TRIBUNJATIMTIMUR.COM, BANYUWANGI - Salah satu jenis kopi langka ternyata tumbuh di dataran tinggi Kabupaten Banyuwangi. Kopi tersebut adalah Yellow Caturra. Kopi ini tumbuh di wilayah lereng Gunung Raung.
Kopi tersebut ditanam di lahan seluas sekitar 7 hektare (ha). Produktivitasnya rata-rata mencapai 1 ton per hektare per tahun. Artinya, green bean kopi Yellow Caturra di wilayah itu bisa menghasilkan sekitar 7 ton per tahun.
Kepala Dinas Pertanian dan Pangan Banyuwangi Danang Hartanto mengatakan, asal usul Yellow Caturra diperkirakan berasal dari wilayah Kolombia, Kosta Rika, dan sekitarnya. Kopi ini kemudian dikembangkan di Brasil dan dibawa masuk ke Indonesia era penjajahan Belanda.

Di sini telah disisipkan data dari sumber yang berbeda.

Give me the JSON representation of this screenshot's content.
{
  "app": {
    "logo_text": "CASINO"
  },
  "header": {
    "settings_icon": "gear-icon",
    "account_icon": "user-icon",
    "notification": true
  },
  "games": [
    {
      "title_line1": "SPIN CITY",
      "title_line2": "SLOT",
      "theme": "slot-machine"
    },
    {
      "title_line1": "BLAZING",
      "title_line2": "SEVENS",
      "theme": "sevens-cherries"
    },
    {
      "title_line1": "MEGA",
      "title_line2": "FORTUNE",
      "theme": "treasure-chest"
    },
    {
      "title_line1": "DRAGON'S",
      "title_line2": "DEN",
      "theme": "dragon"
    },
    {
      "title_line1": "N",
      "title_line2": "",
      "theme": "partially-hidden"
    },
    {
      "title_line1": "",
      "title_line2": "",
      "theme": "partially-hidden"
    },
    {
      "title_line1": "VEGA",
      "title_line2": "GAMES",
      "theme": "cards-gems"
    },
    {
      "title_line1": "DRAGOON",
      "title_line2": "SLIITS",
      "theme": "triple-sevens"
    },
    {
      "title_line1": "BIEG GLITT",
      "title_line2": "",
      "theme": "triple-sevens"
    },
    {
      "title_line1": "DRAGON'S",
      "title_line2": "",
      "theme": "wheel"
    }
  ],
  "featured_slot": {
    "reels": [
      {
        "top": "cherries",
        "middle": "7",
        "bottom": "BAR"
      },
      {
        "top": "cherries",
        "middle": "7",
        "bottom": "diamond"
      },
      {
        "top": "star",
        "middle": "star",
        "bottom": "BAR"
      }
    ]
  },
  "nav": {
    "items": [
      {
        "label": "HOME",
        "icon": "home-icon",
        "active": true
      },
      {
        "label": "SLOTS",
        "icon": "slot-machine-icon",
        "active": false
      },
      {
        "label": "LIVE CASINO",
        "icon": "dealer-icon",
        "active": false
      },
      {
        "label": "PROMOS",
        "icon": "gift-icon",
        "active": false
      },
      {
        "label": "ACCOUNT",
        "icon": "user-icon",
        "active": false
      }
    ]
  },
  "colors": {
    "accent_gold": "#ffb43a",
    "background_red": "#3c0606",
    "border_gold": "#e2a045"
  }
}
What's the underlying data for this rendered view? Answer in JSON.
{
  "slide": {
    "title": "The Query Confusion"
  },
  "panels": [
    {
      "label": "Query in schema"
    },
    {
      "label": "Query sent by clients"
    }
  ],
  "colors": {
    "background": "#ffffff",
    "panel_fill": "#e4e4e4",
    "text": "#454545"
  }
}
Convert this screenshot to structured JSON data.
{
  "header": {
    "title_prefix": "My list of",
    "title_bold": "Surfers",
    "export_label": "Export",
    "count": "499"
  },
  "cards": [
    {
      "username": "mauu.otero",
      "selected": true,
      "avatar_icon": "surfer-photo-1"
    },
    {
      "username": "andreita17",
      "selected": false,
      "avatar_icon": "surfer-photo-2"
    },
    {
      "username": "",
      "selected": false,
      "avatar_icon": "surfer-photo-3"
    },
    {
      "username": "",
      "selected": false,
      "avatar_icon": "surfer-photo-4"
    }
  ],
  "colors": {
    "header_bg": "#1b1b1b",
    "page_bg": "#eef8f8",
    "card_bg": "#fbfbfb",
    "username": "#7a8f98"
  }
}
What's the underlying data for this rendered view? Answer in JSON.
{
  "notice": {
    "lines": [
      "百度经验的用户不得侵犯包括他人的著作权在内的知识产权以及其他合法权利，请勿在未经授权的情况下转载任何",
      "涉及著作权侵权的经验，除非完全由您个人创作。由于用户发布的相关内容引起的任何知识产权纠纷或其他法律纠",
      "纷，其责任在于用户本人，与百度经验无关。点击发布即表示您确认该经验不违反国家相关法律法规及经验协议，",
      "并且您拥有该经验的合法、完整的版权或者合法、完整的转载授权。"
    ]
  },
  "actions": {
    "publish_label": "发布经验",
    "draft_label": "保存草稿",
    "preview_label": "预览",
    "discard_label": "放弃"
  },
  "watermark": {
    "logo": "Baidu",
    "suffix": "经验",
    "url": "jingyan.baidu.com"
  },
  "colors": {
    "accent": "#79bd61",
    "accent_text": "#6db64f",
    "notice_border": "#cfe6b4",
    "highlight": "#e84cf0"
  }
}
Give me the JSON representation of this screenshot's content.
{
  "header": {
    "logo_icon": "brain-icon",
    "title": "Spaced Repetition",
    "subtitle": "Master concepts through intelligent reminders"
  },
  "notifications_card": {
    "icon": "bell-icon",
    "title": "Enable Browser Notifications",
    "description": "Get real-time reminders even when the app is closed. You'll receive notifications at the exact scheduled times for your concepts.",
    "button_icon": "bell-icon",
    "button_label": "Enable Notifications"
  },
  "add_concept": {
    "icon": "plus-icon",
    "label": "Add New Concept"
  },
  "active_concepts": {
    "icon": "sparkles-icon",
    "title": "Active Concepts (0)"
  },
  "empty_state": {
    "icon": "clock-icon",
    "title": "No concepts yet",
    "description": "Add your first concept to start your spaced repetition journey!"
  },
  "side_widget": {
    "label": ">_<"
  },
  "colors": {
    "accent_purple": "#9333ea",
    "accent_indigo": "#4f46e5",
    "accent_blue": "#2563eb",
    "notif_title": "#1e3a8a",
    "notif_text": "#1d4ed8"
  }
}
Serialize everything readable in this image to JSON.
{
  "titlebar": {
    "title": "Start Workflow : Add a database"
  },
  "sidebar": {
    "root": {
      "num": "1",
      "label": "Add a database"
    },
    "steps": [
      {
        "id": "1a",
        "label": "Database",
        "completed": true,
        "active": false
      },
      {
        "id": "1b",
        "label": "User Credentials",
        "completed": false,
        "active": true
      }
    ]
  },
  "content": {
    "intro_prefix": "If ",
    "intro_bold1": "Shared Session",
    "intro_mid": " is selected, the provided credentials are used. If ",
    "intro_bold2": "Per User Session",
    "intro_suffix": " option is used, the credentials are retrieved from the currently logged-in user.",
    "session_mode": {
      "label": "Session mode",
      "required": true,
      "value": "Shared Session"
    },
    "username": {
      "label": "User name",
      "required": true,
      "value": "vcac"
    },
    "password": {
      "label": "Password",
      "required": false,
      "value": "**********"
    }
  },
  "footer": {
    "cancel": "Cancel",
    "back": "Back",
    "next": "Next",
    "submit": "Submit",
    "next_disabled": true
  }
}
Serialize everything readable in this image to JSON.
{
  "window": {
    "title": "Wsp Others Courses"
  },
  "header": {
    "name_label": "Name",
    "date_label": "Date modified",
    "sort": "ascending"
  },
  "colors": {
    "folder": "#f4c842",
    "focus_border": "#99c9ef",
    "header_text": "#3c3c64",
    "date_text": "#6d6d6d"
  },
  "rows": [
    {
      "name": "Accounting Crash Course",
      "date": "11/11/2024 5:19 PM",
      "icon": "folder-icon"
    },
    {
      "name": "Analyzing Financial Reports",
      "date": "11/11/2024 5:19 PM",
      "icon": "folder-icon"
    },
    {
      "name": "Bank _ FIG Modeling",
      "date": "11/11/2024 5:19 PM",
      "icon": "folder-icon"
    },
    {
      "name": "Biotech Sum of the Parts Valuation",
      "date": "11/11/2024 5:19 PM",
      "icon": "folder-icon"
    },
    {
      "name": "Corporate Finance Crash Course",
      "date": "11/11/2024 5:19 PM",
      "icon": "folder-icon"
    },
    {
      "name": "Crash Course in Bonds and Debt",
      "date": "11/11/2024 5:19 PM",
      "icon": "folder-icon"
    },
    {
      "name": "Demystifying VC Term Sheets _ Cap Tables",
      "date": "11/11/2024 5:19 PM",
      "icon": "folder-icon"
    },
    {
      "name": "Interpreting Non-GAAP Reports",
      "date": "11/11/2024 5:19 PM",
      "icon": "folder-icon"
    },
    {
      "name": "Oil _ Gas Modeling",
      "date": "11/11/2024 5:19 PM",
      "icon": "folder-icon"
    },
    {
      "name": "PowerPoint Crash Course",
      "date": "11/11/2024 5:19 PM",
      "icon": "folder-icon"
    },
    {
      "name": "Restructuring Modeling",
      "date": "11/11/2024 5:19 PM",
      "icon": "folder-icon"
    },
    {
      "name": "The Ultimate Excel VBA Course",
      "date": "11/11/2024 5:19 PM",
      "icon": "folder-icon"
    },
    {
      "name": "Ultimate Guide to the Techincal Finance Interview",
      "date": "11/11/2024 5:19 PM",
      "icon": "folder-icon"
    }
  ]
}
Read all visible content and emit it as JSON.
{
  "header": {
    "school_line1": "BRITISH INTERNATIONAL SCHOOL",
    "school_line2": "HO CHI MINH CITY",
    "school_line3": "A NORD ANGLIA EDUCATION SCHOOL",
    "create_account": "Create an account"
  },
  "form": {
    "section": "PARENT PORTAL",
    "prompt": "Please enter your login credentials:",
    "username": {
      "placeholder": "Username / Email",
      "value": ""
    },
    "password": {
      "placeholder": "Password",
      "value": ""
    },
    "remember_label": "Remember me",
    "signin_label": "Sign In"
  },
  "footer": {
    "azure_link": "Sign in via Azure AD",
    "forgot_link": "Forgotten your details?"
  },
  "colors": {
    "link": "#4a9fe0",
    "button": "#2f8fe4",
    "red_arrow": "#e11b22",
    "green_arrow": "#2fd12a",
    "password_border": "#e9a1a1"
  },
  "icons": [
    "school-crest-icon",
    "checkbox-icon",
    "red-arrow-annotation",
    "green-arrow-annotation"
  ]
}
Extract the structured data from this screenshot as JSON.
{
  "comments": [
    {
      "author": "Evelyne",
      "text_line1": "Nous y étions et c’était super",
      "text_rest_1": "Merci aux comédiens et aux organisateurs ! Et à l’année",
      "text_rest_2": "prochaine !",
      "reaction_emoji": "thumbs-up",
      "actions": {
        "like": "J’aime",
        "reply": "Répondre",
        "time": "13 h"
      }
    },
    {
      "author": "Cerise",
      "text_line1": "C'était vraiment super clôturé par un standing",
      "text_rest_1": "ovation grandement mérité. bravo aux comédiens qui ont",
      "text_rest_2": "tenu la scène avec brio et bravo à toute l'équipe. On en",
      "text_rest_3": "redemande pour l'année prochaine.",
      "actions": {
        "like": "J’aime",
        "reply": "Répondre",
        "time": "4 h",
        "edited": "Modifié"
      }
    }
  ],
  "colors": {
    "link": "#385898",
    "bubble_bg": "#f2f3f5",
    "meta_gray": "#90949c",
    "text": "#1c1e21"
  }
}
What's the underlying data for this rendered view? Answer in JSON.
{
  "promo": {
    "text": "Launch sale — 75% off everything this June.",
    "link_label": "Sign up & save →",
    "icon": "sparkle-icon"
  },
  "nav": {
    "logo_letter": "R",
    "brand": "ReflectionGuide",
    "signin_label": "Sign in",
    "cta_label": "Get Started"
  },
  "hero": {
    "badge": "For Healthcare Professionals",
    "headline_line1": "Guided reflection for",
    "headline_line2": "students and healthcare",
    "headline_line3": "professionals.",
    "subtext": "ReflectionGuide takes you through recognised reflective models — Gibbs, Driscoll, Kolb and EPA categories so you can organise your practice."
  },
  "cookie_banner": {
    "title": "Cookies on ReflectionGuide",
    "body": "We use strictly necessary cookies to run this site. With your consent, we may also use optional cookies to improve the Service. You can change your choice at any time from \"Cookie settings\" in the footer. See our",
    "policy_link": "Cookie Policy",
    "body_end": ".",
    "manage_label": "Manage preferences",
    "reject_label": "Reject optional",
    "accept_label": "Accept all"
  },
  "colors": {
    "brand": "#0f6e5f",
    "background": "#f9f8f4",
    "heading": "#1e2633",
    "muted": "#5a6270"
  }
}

Kopi langka ini kemudian tumbuh di beberapa daerah, termasuk di lereng Gunung Raung.
Baca juga: Muatan Tersangkut, Truk Tabrak Tembok Toko Modern di Bondowoso
"Tidak banyak daerah di Indonesia yang bisa mengembangkan kopi ini," kata Danang, Minggu (1/2/2026).
Yellow Caturra merupakan kopi arabika yang memiliki beberapa perbedaan dengan arabika lain. Buah kopi ini ketika matang berwarna kuning, bukan merah.
Kopi ini juga memiliki profil rasa yang kaya akan aroma buah-buahan (lemon dan apel) serta bunga. Yellow Caturra juga memiliki tingkat keasaman seimbang dan rasa manis.
Karakteristik rasa yang kompleks ini membuat kopi tersebut menjadi incaran para pencinta kopi. Secara harga, kopi jenis ini berada di atas rata-rata kopi arabika lokal.
Danang mengatakan, topografi lereng Gunung Raung mendukung Yellow Caturra tumbuh baik. Ketinggian yang ideal dan tanah vulkanik yang subur membuat kopi bisa tumbuh dengan maksimal.
"Jadi Banyuwangi memiliki potensi kopi yang kualitas dan cita rasanya potensial untuk pasar internasional," imbuhnya.
Danang mengatakan, upaya-upaya diversifikasi produk pertanian terus jalankan, termasuk dalam pengembangan kopi langka tersebut. Pihaknya berharap, budidaya produk kopi tersebut akan menguat. Sehingga potensi pasarnya juga akan semakin luas.